Another Davis Cup starts
Once again, the Davis Cup — today until Sunday in Mar del Plata and Argentina's hopes are high... well, perhaps not so high! Argentina’s first round match at home against Italy should be one of the easier first round ties except that David Nalbandian, Argentina’s keenest and most effective Davis Cup player has retired and the country’s number one, Juan Martín del Potro, from Tandil, but apparently not from Argentina, again is not present, putting ambition of becoming world number one ahead of his country once again — an ambition this columnist doubts he will achieve. (He picked this week to go to the United States again to have a doctor check a wrist injury which has been bothering him for the last 18 months.) Meanwhile, today’s Argentine team (singles players Mónaco and Berlocq and doubles Zeballos and Schwank) have not shown their best form on the international circuit this year.
Mar del Plata does not have the best memories for Davis Cup fans, bringing to mind the 2009 cup final against Spain when perhaps Argentina’s best chance of winning the trophy was lost. Also, the Pati-nodromo, built for roller-skating is perhaps not the best venue for tennis, but the usual venue, Parque Roca, is being refurbished. The tie will be played on a clay court, not the best surface for the Italians, but while ranking has often little to do with Davis Cup play, the Italian singles players, Fabio Fognini and Andreas Seppi do have slightly higher world rankings than Argentina's Juan Mónaco and Carlos Berlocq.
The two countries have only met once before in the Davis Cup when Argentina won 5-0 in Rome. But that was 31 years ago when Argentina had two top-10 players Guillermo Vilas and José Luis Clerc.

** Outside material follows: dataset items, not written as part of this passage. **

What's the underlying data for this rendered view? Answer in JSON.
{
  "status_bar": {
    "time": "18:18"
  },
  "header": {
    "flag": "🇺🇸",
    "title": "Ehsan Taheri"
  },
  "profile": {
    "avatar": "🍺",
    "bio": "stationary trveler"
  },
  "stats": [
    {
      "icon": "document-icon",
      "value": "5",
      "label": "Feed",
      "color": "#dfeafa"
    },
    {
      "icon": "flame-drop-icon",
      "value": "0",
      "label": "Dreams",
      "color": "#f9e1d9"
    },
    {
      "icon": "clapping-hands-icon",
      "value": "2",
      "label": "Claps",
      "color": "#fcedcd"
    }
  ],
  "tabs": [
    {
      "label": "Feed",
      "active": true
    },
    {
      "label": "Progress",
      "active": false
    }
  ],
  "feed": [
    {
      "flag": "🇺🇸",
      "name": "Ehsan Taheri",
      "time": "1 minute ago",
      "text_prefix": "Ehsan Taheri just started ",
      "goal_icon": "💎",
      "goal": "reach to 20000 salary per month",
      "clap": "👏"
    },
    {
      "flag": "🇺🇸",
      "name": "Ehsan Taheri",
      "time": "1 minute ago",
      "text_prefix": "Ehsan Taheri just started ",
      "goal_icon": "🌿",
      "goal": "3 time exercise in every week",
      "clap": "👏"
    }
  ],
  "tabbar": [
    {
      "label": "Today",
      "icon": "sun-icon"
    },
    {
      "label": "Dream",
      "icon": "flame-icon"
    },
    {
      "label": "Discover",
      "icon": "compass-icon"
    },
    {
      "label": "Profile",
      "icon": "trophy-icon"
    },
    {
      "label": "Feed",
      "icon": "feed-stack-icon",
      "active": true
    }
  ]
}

Will Argentina ever win the Davis Cup? Danny Miche’s book Maldita Davis (Editorial Planeta) shows it has been so difficult. In almost a century of Argentina’s participation in the tournament, it has been an almost constant succession of infighting, misunderstandings with team captains, injuries and withdrawals by the country’s leading players, arguments over money, parties and womanizing, etc... and they never learned from mistakes.
Miche's book is not only a record of every Davis Cup match played by Argentina, with scores, but describes the problems in almost every cup tie which could have caused a lack of success.
Argentina arguably had their best “team” — if one could ever call Argentine cup lineups “teams” — in 1981 with Vilas and Clerc who were actually not on speaking terms once when they played doubles together in the final against the strong local US team. The tie was lost 4-1. But the two left the more lucrative tournament circuit to play for their country which today some leading players, like Del Potro, now do not do. However, Vilas and Clerc often had arguments with the Argentine Tennis Association (AAT) over money for playing in the Davis Cup. This was also the case later when David Nalbandian — considered a Davis Cup hero always willing to play for his country — spoilt teamwork with his cash pretensions, bad relations with other players and feeling himself the owner of the team.
Once a Davis Cup team trained for three weeks on the Hurlingham Club grass courts for a tie in India on that surface, which would not be possible today as players are reluctant to leave the tournament circuit for so long. Fresher in the memory is the 2009 final against Spain, played in Mar del Plata after lengthy argument over the venue, because Mar del Plata was the highest bidder and because Spain's number one, Rafael Nadal was less comfortable on a hard court under a roof than at Parque Roca's clay court where Argentina had such a good record. A mistake, Nadal did not come and a good chance was lost.
Maldita Davis also reveals a time when the AAT “sold” their higher cup ranking for financial gain and other less-known behind-the-scenes happenings. We recommend this easy-to-read 264-page book in large print. It saves this column from explaining further why Argentina finds it so difficult to win the damn Davis Cup!
Is there a better future? There seem to be no outstanding players for an immediate future, but they are pinning their hopes on two youngsters who have recently won their categories in the US Orange Bowl, the highest class junior tournament. Axel Geller won the U-14 tournament and Manuel Cerúndulo the U-12. Many junior players have gone on to do great things when grown-up, but it depends on a lot of factors and you can never be sure.
League of stars
India goes for the spectacular. They have already organized cricket and field hockey leagues among teams made up of stars from all over the world. Now Mahesh Bhupathi, India's former number one ranked doubles specialist, now 36th, is organizing an International Tennis Premier League with millions of dollars prize money to be played in Dubai from November 28 to December 20. The big stars will probably go for it, although they always complain they are not given enough rest, while the scheme will also worry the ATP and WTA.